Gold futures for August delivery settled higher by 0.2 percent, halting 10 days of losses. The price touched $1,080 on Monday, the lowest since February 2010, and is down 16 percent in the past 12 months.

Commodity stocks “are not out of the woods yet because the macro plays against them -- China slowdown, overcapacity for mining, and continued downturn in gold prices,” aid Pierre Mouton, who helps manage $8.3 billion at Notz, Stucki & Cie. in Geneva.

Earnings per share at S&P 500 companies probably slumped 5.3 percent in the second quarter, according to analysts’ estimates, weighed down by tumbling oil and commodities prices and slow global economic growth.

Stalling Out

Disappointing results from Apple Inc. and Microsoft Corp. sparked a selloff in technology shares Wednesday, though gains in financial shares muted losses in the S&P 500. The index on Monday briefly topped its closing record before ending below it, continuing a pattern of rising to the brink and then failing to break through. The gauge is 1.3 percent from its May 21 high.

Caterpillar, the largest manufacturer of construction and mining machinery, cut its full-year sales forecast Thursday, saying important end-user industries remain weak. 3M reduced the top end of its 2015 profit and revenue, citing lower-than-expected global economic growth.

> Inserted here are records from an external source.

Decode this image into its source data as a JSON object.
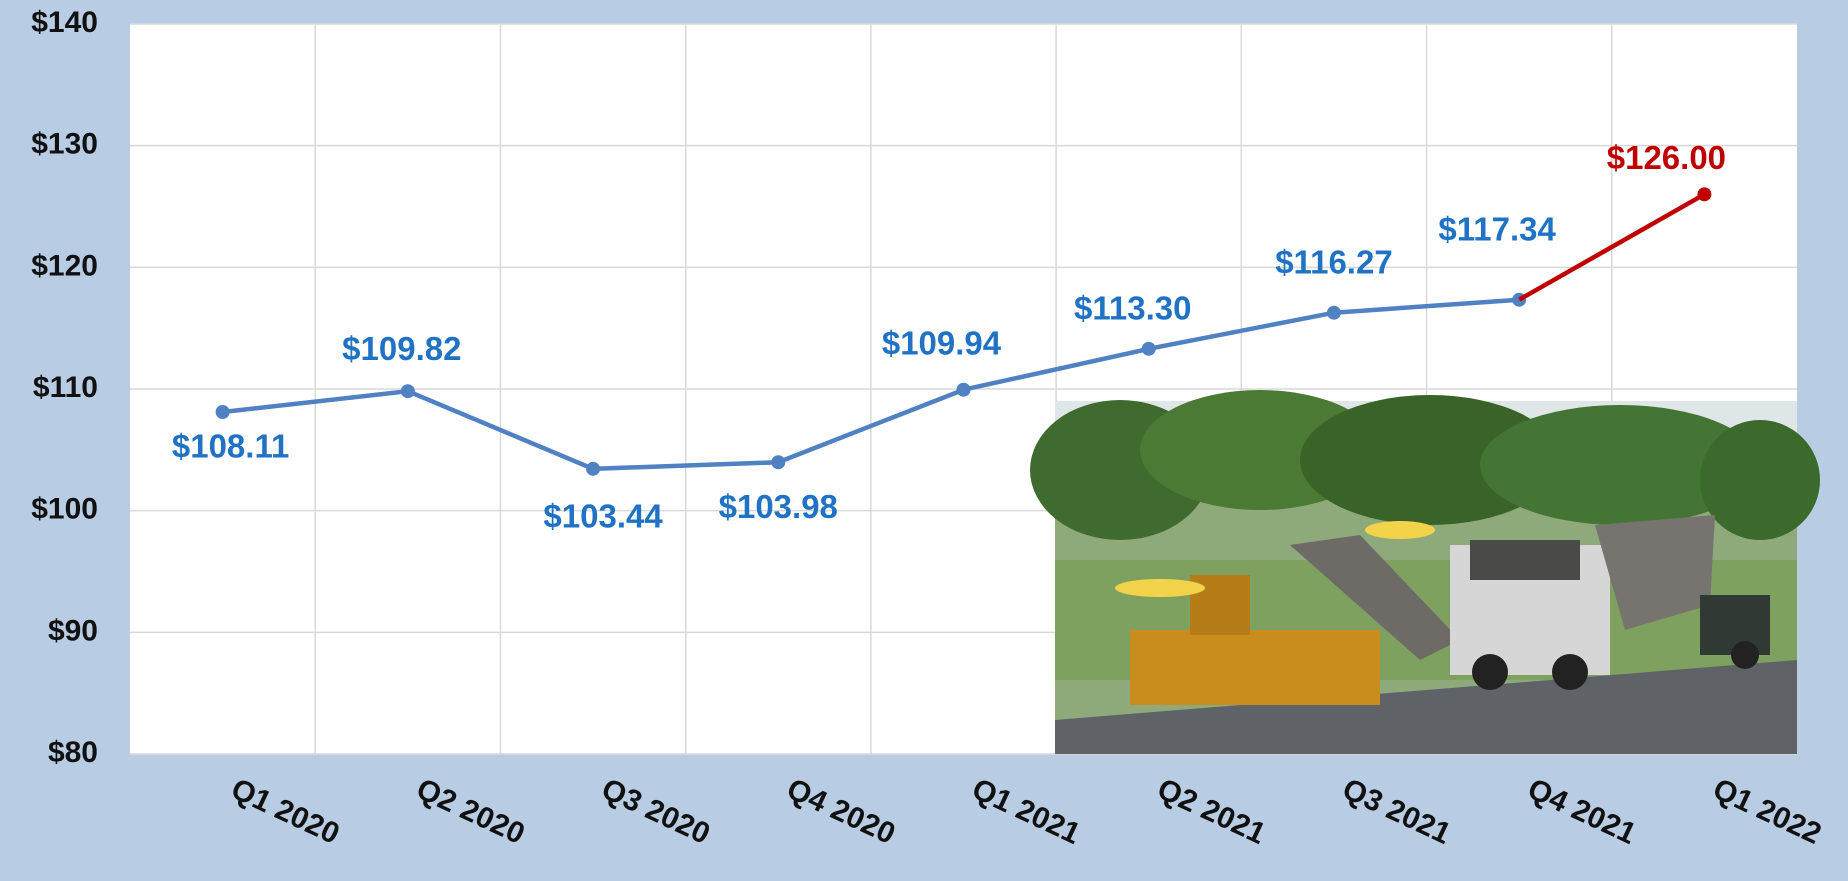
{
  "chart_data": {
    "type": "line",
    "categories": [
      "Q1 2020",
      "Q2 2020",
      "Q3 2020",
      "Q4 2020",
      "Q1 2021",
      "Q2 2021",
      "Q3 2021",
      "Q4 2021",
      "Q1 2022"
    ],
    "series": [
      {
        "color": "#4f81c3",
        "label_color": "#1f72c4",
        "values": [
          108.11,
          109.82,
          103.44,
          103.98,
          109.94,
          113.3,
          116.27,
          117.34,
          null
        ],
        "value_labels": [
          "$108.11",
          "$109.82",
          "$103.44",
          "$103.98",
          "$109.94",
          "$113.30",
          "$116.27",
          "$117.34",
          null
        ]
      },
      {
        "color": "#c00000",
        "label_color": "#c00000",
        "values": [
          null,
          null,
          null,
          null,
          null,
          null,
          null,
          null,
          126.0
        ],
        "value_labels": [
          null,
          null,
          null,
          null,
          null,
          null,
          null,
          null,
          "$126.00"
        ]
      }
    ],
    "ylim": [
      80,
      140
    ],
    "yticks": [
      {
        "value": 80,
        "label": "$80"
      },
      {
        "value": 90,
        "label": "$90"
      },
      {
        "value": 100,
        "label": "$100"
      },
      {
        "value": 110,
        "label": "$110"
      },
      {
        "value": 120,
        "label": "$120"
      },
      {
        "value": 130,
        "label": "$130"
      },
      {
        "value": 140,
        "label": "$140"
      }
    ],
    "grid": true
  }
}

SanDisk Corp. led a rebound in tech shares Thursday, rising the most since 2009 after results topped estimates. Apple and Microsoft led gains in the Dow Jones Industrial Average.

Rate Bets

Analysts now call for a 5.3 percent drop in second-quarter profit, shallower than July 10 estimates for a 6.4 percent decline.

The dollar depreciated 0.6 percent to $1.0995 per euro, after reaching $1.1005, the weakest level since July 15. It fell 0.1 percent to 123.81 yen. The U.S. currency had appreciated amid speculation on when, and how many times, the Fed will raise rates this year.

Odds for a September liftoff remain at 50 percent, exactly where they were in June, according to the median of 46 responses in a July 20-22 survey, despite six weeks of turmoil from Greece to China.

The benchmark U.S. 10-year Treasury yield dropped 0.4 basis points to at 2.28 percent. The rate will rise to 2.53 percent by Dec. 31 and reach 3.23 percent by the end of 2016, according to weighted-average forecasts of analysts surveyed by Bloomberg.

In Europe, the Stoxx 600 fell for a third day as a decline in energy shares outweighed better-than-expected results from Credit Suisse Group AG and Unilever.

Pearson Plc gained 2.1 percent after saying it agreed to sell the Financial Times business daily to Japan’s Nikkei Inc.